Estaba seguro del valor de lo que tenían. No iba a rendirse. Theo, de algún modo, siempre tuvo el impulso natural de buscar el amor. Años atrás, peleó por una relación que acabó consumiéndose por la toxicidad y los engaños, mientras se convencía a sí mismo que las cosas cambiarían y que no podía darse por vencido a la primera. El final estaba cantado. Ella lo engañó, él acabó hundido en un pozo oscuro de decepción, sofocado al pensar en «tantos años echados a la basura». Quizá, por esa razón, valoraba aún más la clase de relación que mantenía con Lucy.
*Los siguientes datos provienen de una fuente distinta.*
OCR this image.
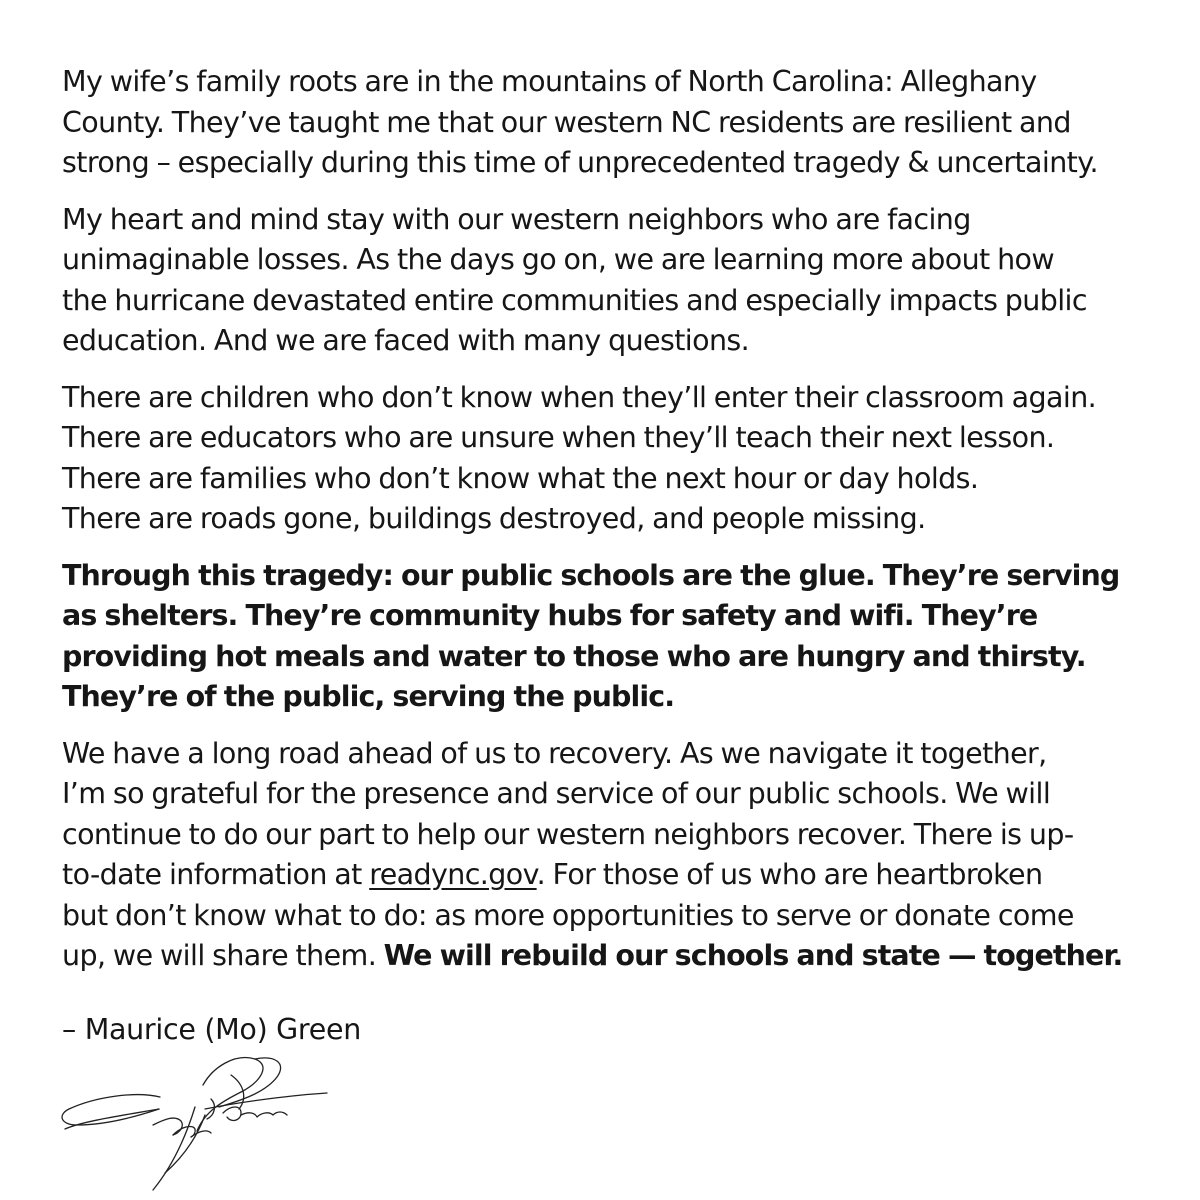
My wife’s family roots are in the mountains of North Carolina: Alleghany
County. They’ve taught me that our western NC residents are resilient and
strong – especially during this time of unprecedented tragedy & uncertainty.

My heart and mind stay with our western neighbors who are facing
unimaginable losses. As the days go on, we are learning more about how
the hurricane devastated entire communities and especially impacts public
education. And we are faced with many questions.

There are children who don’t know when they’ll enter their classroom again.
There are educators who are unsure when they’ll teach their next lesson.
There are families who don’t know what the next hour or day holds.
There are roads gone, buildings destroyed, and people missing.

Through this tragedy: our public schools are the glue. They’re serving
as shelters. They’re community hubs for safety and wifi. They’re
providing hot meals and water to those who are hungry and thirsty.
They’re of the public, serving the public.

We have a long road ahead of us to recovery. As we navigate it together,
I’m so grateful for the presence and service of our public schools. We will
continue to do our part to help our western neighbors recover. There is up-
to-date information at readync.gov. For those of us who are heartbroken
but don’t know what to do: as more opportunities to serve or donate come
up, we will share them. We will rebuild our schools and state — together.

– Maurice (Mo) Green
Más allá de los altos y bajos, ella no le mentía y, siendo consciente del daño que podía causar, no lo arrastraba a sus problemas.
En la acera del hospital, se dio prisa y consiguió aproximarse.
—Lucy —exclamó, intentando detenerla—. Ey, Lu.
De espaldas, la chica cerró los ojos. Reconoció su voz de inmediato. Theo tenía una forma particular de pronunciar su nombre: cada vez que lo hacía, Lucy era abatida por una marea de sensaciones. Evocó una especie de caricia invisible que iniciaba en un extremo de su espalda y acababa en el otro. El cosquilleo indescriptible que comenzaba en sus oídos y se extendía a través de todo el cuerpo.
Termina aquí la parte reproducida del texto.